Under certain circumstances the value of fringe benefits may be included in determining the average weekly wage. “Fringe benefits” include things such as the cost of health insurance, employer contributions to a pension plan, and vacation and holiday pay. Sometimes when a worker is injured, the company continues to provide fringe benefits. There is nothing in the law that requires the company to do this.

However, if benefits are not continued, the worker has suffered a greater loss of income. The value of fringe benefits that are not continued is added to the value of the cash wages to determine the worker’s average weekly wage. There is a limit, however. Fringe benefits cannot be used to raise the benefit to more than two-thirds of the state average weekly wage.
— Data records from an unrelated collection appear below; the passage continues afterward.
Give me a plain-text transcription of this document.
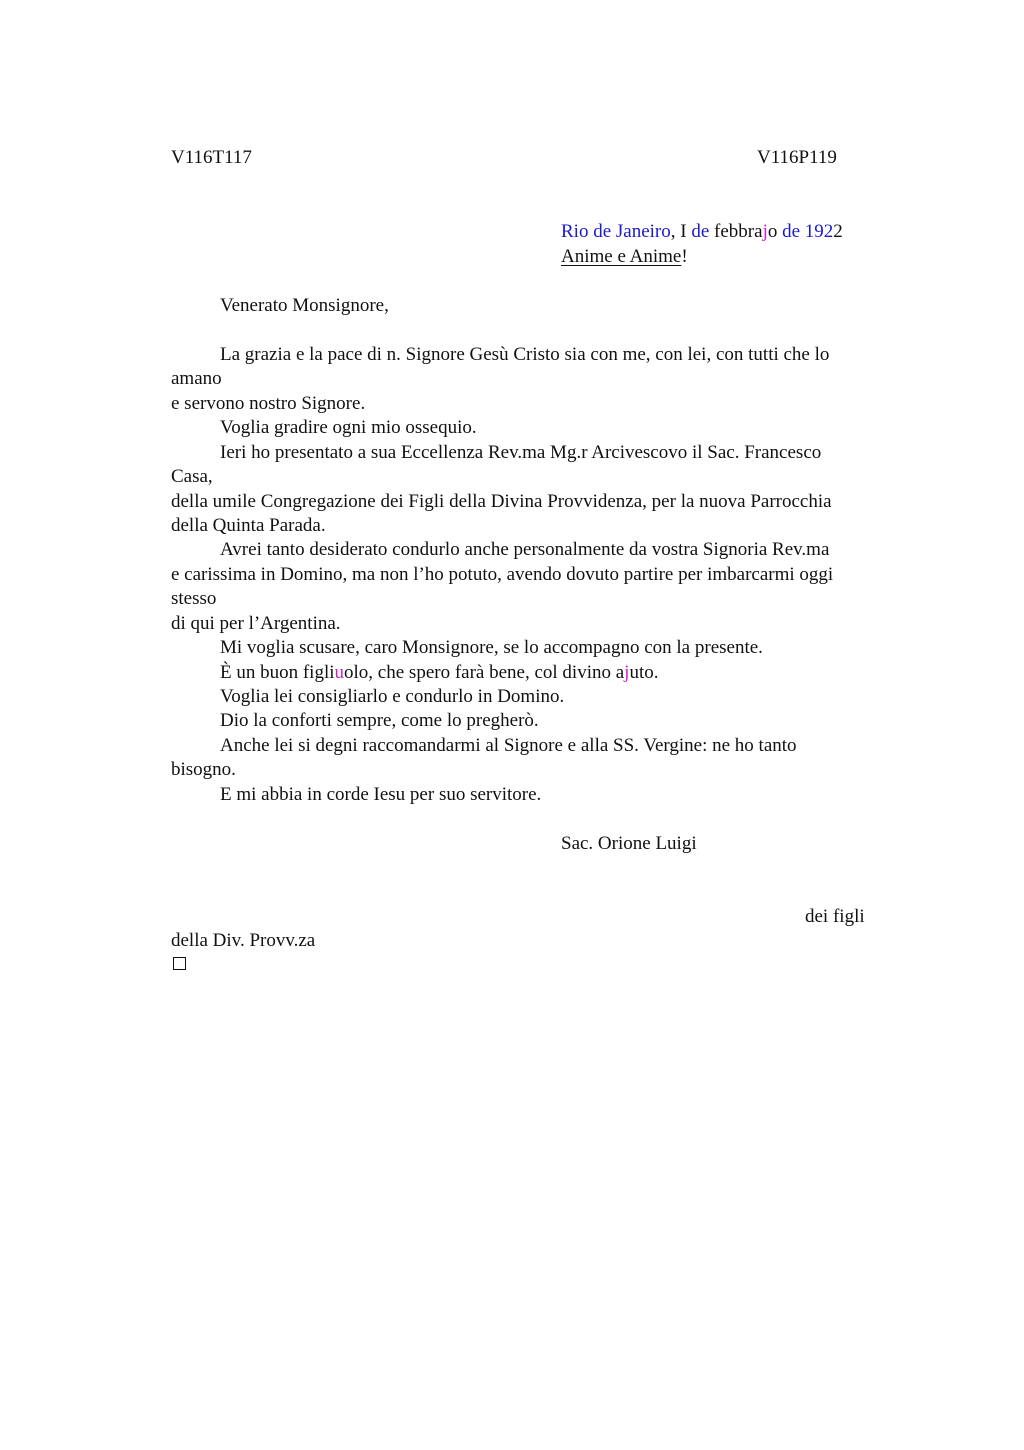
V116T117	V116P119
Rio de Janeiro, I de febbrajo de 1922
Anime e Anime!
Venerato Monsignore,
La grazia e la pace di n. Signore Gesù Cristo sia con me, con lei, con tutti che lo
amano
e servono nostro Signore.
Voglia gradire ogni mio ossequio.
Ieri ho presentato a sua Eccellenza Rev.ma Mg.r Arcivescovo il Sac. Francesco
Casa,
della umile Congregazione dei Figli della Divina Provvidenza, per la nuova Parrocchia
della Quinta Parada.
Avrei tanto desiderato condurlo anche personalmente da vostra Signoria Rev.ma
e carissima in Domino, ma non l’ho potuto, avendo dovuto partire per imbarcarmi oggi
stesso
di qui per l’Argentina.
Mi voglia scusare, caro Monsignore, se lo accompagno con la presente.
È un buon figliuolo, che spero farà bene, col divino ajuto.
Voglia lei consigliarlo e condurlo in Domino.
Dio la conforti sempre, come lo pregherò.
Anche lei si degni raccomandarmi al Signore e alla SS. Vergine: ne ho tanto
bisogno.
E mi abbia in corde Iesu per suo servitore.
Sac. Orione Luigi
dei figli
della Div. Provv.za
Is there a penalty for the illegal employment of minors?

Section 161(1)(b) provides that if an illegally employed minor is injured, he or she is entitled to double compensation. This does not apply if the minor fraudulently uses permits or certificates of age in order to obtain the job.

What if a worker is employed on more than one job?

If a worker is employed by more than one employer at the time of injury, the earnings from both employers are added together to calculate the average weekly wage. The worker’s benefits are based on the total wages from all employments. If the job in which the worker was injured accounts for more than 80 percent of the worker’s wages, that employer is responsible for all the benefits owing. If, however, that employer was responsible for less than 80 percent of the worker’s wages, it pays the entire benefits, but is reimbursed a proportional amount by the Second Injury Fund.


What medical benefits is a worker entitled to receive?

Section 315 of the Workers’ Disability Compensation Act provides that a worker is entitled to all reasonable and necessary medical care. This includes medical, surgical, and hospital services, dental services, crutches, hearing apparatus, chiropractic treatment and nursing care. The responsibility to provide medical care continues indefinitely so long as the need for the care is related to the industrial injury.

How is the doctor chosen?

During the first twenty-eight (28) days of treatment the employer has the right to choose the doctor. After that the worker is free to change doctors if he or she so desires. The worker, however, must notify the employer of the change.

In practice, many large employers have company doctors. The worker ordinarily seeks treatment from the company doctor first. If the assistance of a specialist is necessary, the company doctor refers the worker to such a specialist. Small employers, on the other hand, often tell their workers that they should go to their family doctor or some other physician in the community.


What rights does a worker have to vocational rehabilitation?

Section 319 of the Act provides that a worker has a right to vocational rehabilitation benefits. Vocational rehabilitation can include a whole variety of things. It might simply mean that the employer makes some minor change in the worker’s job station so that he or she can return to the work in spite of some continuing problem. It might mean that an outside rehabilitation counselor will work with the employer and the employee to aid in a return to work at the same job or a similar job with the same employer.

It might mean that a vocational rehabilitation agency, either a state agency or private agency, will help the worker find a job with some other employer.

It might involve short-term training to help the worker find a new job or in some unusual circumstances, long-term re-education. In the appropriate circumstance an employer can be required to provide up to two years of vocational rehabilitation services.